Untangling Genomes from Metagenomes (Attn. SOLiD users)

Untangling Genomes from Metagenomes (Attn. SOLiD users)


Professor E. Virginia Armbrust, one of our collaborators, published an interesting paper on de novo assembly of metagenomes that is worth paying attention to.

Especially those working on SOLiD data can find use in the tools developed by professor Armbrust’s group, even if you are not working directly on metagenomic data. Vaughn Iverson, the first author of the paper, is a very bright bioinformatician, and he found the standard Velvet assembly program to be of limited use in his analysis. Therefore, he developed a set of custom programs to generate larger scaffolds by connecting and extending contigs generated by Velvet.

Vaughn is depositing his custom programs at github under GPL license. A user manual is available at this github link.

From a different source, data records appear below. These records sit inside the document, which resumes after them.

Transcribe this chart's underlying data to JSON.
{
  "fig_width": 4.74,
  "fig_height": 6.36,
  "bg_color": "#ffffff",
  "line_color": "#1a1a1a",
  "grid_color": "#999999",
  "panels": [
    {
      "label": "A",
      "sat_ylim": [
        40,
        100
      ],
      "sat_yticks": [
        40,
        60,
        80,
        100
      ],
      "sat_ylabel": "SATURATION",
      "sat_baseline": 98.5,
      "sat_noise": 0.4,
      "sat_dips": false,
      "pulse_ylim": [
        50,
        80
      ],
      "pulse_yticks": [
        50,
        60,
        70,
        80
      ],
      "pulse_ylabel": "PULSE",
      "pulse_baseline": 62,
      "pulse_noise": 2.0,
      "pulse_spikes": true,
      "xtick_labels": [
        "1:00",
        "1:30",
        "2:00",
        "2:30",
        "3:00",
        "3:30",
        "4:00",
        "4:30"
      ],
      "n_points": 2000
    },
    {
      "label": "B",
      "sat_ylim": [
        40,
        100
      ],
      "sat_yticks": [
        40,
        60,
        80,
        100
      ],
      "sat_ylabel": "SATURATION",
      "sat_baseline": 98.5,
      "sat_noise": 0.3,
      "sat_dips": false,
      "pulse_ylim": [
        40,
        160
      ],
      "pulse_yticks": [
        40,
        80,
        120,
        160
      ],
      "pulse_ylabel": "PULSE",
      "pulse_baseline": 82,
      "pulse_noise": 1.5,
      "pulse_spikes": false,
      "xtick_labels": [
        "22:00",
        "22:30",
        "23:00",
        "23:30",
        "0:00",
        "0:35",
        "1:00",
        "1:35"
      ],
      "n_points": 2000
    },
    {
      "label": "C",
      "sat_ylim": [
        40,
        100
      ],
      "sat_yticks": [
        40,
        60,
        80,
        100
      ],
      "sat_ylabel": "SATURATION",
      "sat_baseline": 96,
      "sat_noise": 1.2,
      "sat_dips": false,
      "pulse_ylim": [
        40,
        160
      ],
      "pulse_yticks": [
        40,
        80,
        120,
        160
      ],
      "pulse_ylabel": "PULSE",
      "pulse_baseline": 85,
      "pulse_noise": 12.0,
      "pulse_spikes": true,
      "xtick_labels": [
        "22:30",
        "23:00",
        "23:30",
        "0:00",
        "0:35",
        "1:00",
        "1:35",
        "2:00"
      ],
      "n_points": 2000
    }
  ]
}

Here is the abstract of the paper -

Untangling Genomes from Metagenomes: Revealing an Uncultured Class of Marine Euryarchaeota

Vaughn Iverson, Robert M. Morris, Christian D. Frazar, Chris T. Berthiaume, Rhonda L. Morales, E. Virginia Armbrust

Ecosystems are shaped by complex communities of mostly unculturable microbes. Metagenomes provide a fragmented view of such communities, but the ecosystem functions of major groups of organisms remain mysterious. To better characterize members of these communities, we developed methods to reconstruct genomes directly from mate-paired short-read metagenomes. We closed a genome representing the as-yet uncultured marine group II Euryarchaeota, assembled de novo from 1.7% of a metagenome sequenced from surface seawater. The genome describes a motile, photo-heterotrophic cell focused on degradation of protein and lipids and clarifies the origin of proteorhodopsin. It also demonstrates that high-coverage mate-paired sequence can overcome assembly difficulties caused by interstrain variation in complex microbial communities, enabling inference of ecosystem functions for uncultured members.